The authors declare that the research was conducted in the absence of any commercial or financial relationships that could be construed as a potential conflict of interest.

Figures

Figure 1
Figure 1
The heterogeneity in the circulating CD4+CXCR5+ pool over time correlates with variations in PD1 and ICOS expression. We classified the patients of the cohort according to the evolution in the expression of CXCR5+ in CD4+ T cells at baseline and at 3 months. (A) Representative examples of CXCR5 expression in CD4+ T cells across tertiles. (B) CD4+CXCR5+ counts in the blood.
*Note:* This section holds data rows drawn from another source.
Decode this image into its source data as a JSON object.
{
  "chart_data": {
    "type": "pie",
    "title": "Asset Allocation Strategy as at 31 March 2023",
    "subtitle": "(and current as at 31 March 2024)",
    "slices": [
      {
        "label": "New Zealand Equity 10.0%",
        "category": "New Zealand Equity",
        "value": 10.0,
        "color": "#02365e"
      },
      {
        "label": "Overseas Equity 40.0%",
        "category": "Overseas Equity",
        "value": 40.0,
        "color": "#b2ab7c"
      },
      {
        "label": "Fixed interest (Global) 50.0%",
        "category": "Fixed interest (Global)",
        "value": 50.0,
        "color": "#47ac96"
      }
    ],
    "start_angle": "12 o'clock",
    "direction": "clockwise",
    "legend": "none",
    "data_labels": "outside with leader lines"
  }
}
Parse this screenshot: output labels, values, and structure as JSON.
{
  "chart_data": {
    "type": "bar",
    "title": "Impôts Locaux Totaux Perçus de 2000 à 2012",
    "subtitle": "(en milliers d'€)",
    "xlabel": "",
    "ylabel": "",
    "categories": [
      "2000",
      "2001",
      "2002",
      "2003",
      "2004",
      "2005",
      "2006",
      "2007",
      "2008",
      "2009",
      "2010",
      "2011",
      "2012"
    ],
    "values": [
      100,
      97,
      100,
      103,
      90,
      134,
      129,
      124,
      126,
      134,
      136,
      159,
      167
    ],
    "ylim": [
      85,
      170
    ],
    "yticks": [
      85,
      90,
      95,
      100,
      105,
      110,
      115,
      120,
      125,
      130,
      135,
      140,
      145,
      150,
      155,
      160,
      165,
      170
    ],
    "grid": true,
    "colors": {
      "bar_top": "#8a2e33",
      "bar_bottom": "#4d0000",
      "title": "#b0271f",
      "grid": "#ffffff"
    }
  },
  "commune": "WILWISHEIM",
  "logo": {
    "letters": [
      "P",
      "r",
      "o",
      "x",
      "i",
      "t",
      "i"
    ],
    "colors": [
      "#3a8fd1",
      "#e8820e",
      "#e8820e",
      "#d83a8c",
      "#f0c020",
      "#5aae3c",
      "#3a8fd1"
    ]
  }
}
Each individual is illustrated as a single line. (C) Ratios of month 3 versus month 0 according to tertiles. (D) Expression of PD1 in CD4+CXCR5+ T cells for each individual by tertile (left) and summary ratios across tertiles (right). (E) Proportion of CCR7-PD1+ in CD4+CXCR5+ T cells across tertiles. (F) Proportion of ICOS+PD1+ in CD4+CXCR5+ T cells across tertiles. Left, comparison of M0 versus M3 for each individual illustrated as a single line, by tertile. Right, comparison between tertiles at M0. (G) Dotplots depicting the relationship between CD4+CXCR5+PD1+ M3/M0 ratio versus CD4+CXCR5+ICOS+ M3/M0 ratio on an individual basis; each dot illustrates an individual. M0, month 0; M3, month; n=65 for all subfigures.
Figure 2
Figure 2
Patients with an expansion of circulating CD4+CXCR5+ T cells present with more circulating HLA-specific alloreactive T cells, plasmablasts and intragraft Tfh cells. (A) Proportion of CD4+tetramer+ cells according to the absence or presence of circulating CD4+CXCR5+ T cells increase at 3 months (n=17). (B) Corresponding blood cells counts (n=17). (C) Baseline proportion of patients with detectable circulating CD19+CD27+CD38hi plasmablasts according to tertiles of circulating CD4+CXCR5+ T cells expansion (n=61). (D) Proportion of patients at 3 months for the same cell population (n=63). (E) Proportion of CXCR5+ positive cells in the CD3+ compartment in biopsies, according to the absence or presence of circulating CD4+CXCR5+ T cells increase at 3 months (n=32). (F) Multicolor immunofluorescence of CD4, CXCR5, and PD1 in a renal allograft. (G) Proportion of PD1+ cells in the CD4+CXCR5+ compartment in the allografts versus in the blood n=12). (H) Multicolor immunofluorescence of CD4, CXCR5, and CD19 in a renal allograft. M0, month 0; M3, month 3; Undet, undetectable; Det, detectable.
Figure 3
Figure 3
Expansion of circulating CD4+CXCR5+ T cells is not related to prior signs of activation in the allograft, but is associated with poorer clinical outcomes. The compartments assessed for rejection included (A) the tubulointerstial compartement: leucocyte infiltration in the tubules in unscared area (tubular infiltration, t score), the interstitium unscared area (interstitial inflammation, i score), the interstitium in both scarred and unscarred area (total interstitial inflammation, ti score) and (B) the microvascular compartment: the glomerular capillaries (glomerulitis, g score), and the peritubular capillaries (peritubular capillaritis, ptc score). In addition, the deposition of the C4d component of the complement was assessed (C4d score) as an indirect evidence of antibody ligation to the endothelium in the peritubular capillaries, witnessing upstream C1q activation by antibodies. (C) Boxplots and individual values of eGFR post-enrolment. (D) Longitudinal eGFR by tertile of circulating CD4+CXCR5+ T cell ratios at 3 months versus baseline; each line illustrates an individual. (E) Kaplan-Meier curve of the composite endpoint by tertile. (F) Cox models for the composite endpoint, unadjusted and adjusted for recipient age and sex, first transplant, time post transplant, eGFR at first blood sample, and donor type. eGFR, estimated glomerular filtration rate; HR, hazard ratio; n=65 for all subfigures.